SLASH'EM implements the vorpal jabberwock, which is essentially a tougher version of the normal jabberwock and cannot decaptitate monsters.

GruntHack

GruntHack has the "vorpal" object property, which can only occur with bladed weapons: Single-handed weapons with the vorpal property function the same as Vorpal Blade, beheading solid non-headless targets with a 5% chance and always beheading jabberwocks; two-handed vorpal weapons will bisect enemies as The Tsurugi of Muramasa does, with a 5% chance of instakilling smaller creatures or of cutting deeply into larger creatures.

GruntHack also implements the vorpal jabberwock and gives this property to its two claw attacks.

UnNetHack

UnNetHack makes use of the vorpal jabberwock and gives its claw attacks the ability to behead targets, though the chance is halved to 2.5%.

dNetHack

dNetHack has the vorpal object property, though it functions differently from GruntHack's: the vorpal type is chosen based on the object's damage types, which means that a vorpal weapon can behead, bisect or even smash monsters flat.

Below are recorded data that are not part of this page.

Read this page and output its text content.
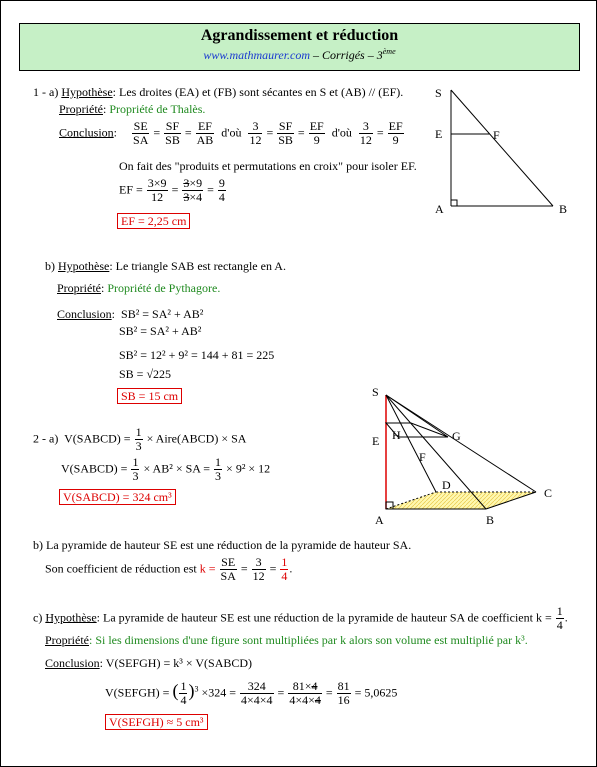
Agrandissement et réduction
www.mathmaurer.com – Corrigés – 3ème
1 - a) Hypothèse: Les droites (EA) et (FB) sont sécantes en S et (AB) // (EF).
Propriété: Propriété de Thalès.
Conclusion: $\frac{SE}{SA} = \frac{SF}{SB} = \frac{EF}{AB}$ d'où $\frac{3}{12} = \frac{SF}{SB} = \frac{EF}{9}$ d'où $\frac{3}{12} = \frac{EF}{9}$
On fait des "produits et permutations en croix" pour isoler EF.
EF = $\frac{3\times 9}{12} = \frac{3\times 9}{3\times 4} = \frac{9}{4}$
EF = 2,25 cm
b) Hypothèse: Le triangle SAB est rectangle en A.
Propriété: Propriété de Pythagore.
Conclusion:  SB² = SA² + AB²
SB² = SA² + AB²
SB² = 12² + 9² = 144 + 81 = 225
SB = √225
SB = 15 cm
2 - a) V(SABCD) = $\frac{1}{3}$ × Aire(ABCD) × SA
V(SABCD) = $\frac{1}{3} \times AB^2$ × SA = $\frac{1}{3} \times 9^2 \times 12$
V(SABCD) = 324 cm³
b) La pyramide de hauteur SE est une réduction de la pyramide de hauteur SA.
Son coefficient de réduction est $k = \frac{SE}{SA} = \frac{3}{12} = \frac{1}{4}$ .
c) Hypothèse: La pyramide de hauteur SE est une réduction de la pyramide de hauteur SA de coefficient $k = \frac{1}{4}$ .
Propriété: Si les dimensions d'une figure sont multipliées par k alors son volume est multiplié par k³.
Conclusion: V(SEFGH) = k³ × V(SABCD)
V(SEFGH) = ( $\frac{1}{4} )^3 \times 324 = \frac{324}{4\times 4\times 4} = \frac{81\times 4}{4\times 4\times 4} = \frac{81}{16} = 5,0625$
V(SEFGH) ≈ 5 cm³
S
E	F
A	B
S
E H	G
F
D
C
A	B
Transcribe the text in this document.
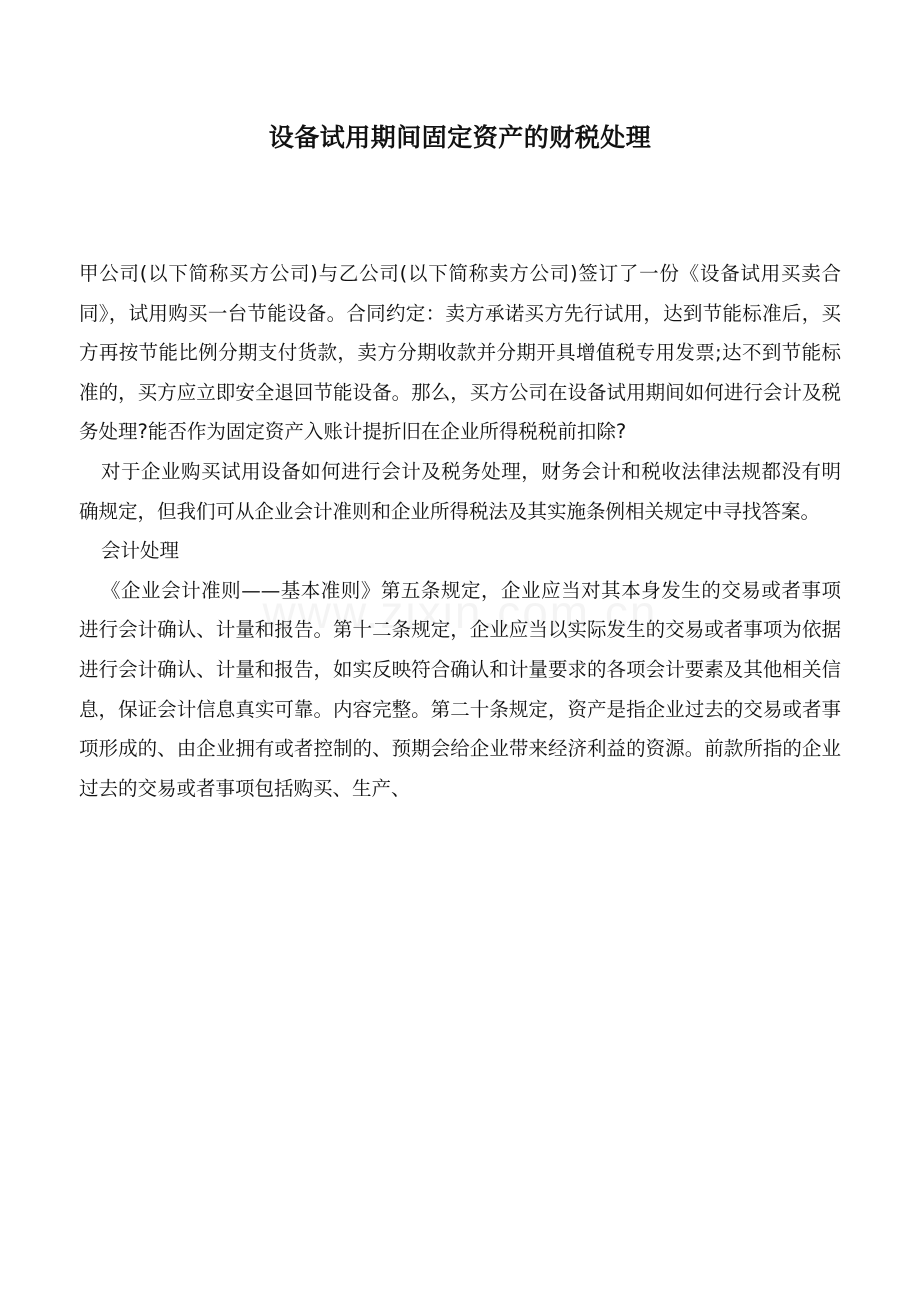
设备试用期间固定资产的财税处理

甲公司(以下简称买方公司)与乙公司(以下简称卖方公司)签订了一份《设备试用买卖合同》，试用购买一台节能设备。合同约定：卖方承诺买方先行试用，达到节能标准后，买方再按节能比例分期支付货款，卖方分期收款并分期开具增值税专用发票;达不到节能标准的，买方应立即安全退回节能设备。那么，买方公司在设备试用期间如何进行会计及税务处理?能否作为固定资产入账计提折旧在企业所得税税前扣除?

对于企业购买试用设备如何进行会计及税务处理，财务会计和税收法律法规都没有明确规定，但我们可从企业会计准则和企业所得税法及其实施条例相关规定中寻找答案。

会计处理

《企业会计准则——基本准则》第五条规定，企业应当对其本身发生的交易或者事项进行会计确认、计量和报告。第十二条规定，企业应当以实际发生的交易或者事项为依据进行会计确认、计量和报告，如实反映符合确认和计量要求的各项会计要素及其他相关信息，保证会计信息真实可靠。内容完整。第二十条规定，资产是指企业过去的交易或者事项形成的、由企业拥有或者控制的、预期会给企业带来经济利益的资源。前款所指的企业过去的交易或者事项包括购买、生产、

In practice, the property also serves as a fallback for artifacts with the same effects hard-coded and/or special-cased into their code (i.e., artifacts have a 5% chance of those effects processing unless otherwise stated).

Vorpal weapons that are both slashing and piercing have a 5% chance of decapitating the target, which also damage and potentially destroys that monster's helm, regardless of whether or not that helm would actually be caught in a beheading blow. Vorpal weapons that only deal slashing damage will instead have a 5% chance of bisecting the target, damaging and likely destroying the victim's worn body armor; "vorpal" weapons that deal blunt damage have a 5% chance to smash a monster flat, damaging and possibly destroying that target's shield. All armor destruction is subject to its AC value, meaning that higher AC armor is more likely to survive somewhat intact.

In addition, dNetHack introduces several new artifacts capable of decapitation:

DynaHack and FIQHack

In DynaHack, the vorpal property functions the same as in GruntHack, except that it no longer occurs on randomly generated objects. The same is true in FIQHack.

EvilHack

EvilHack also uses the deferred vorpal jabberwock, which has decapitating claw attacks and behaves very similarly to GruntHack's version of the monster.

EvilHack's shambling horror can roll beheading or bisecting attacks among its randomized traits, making them potentially lethal to attack in melee.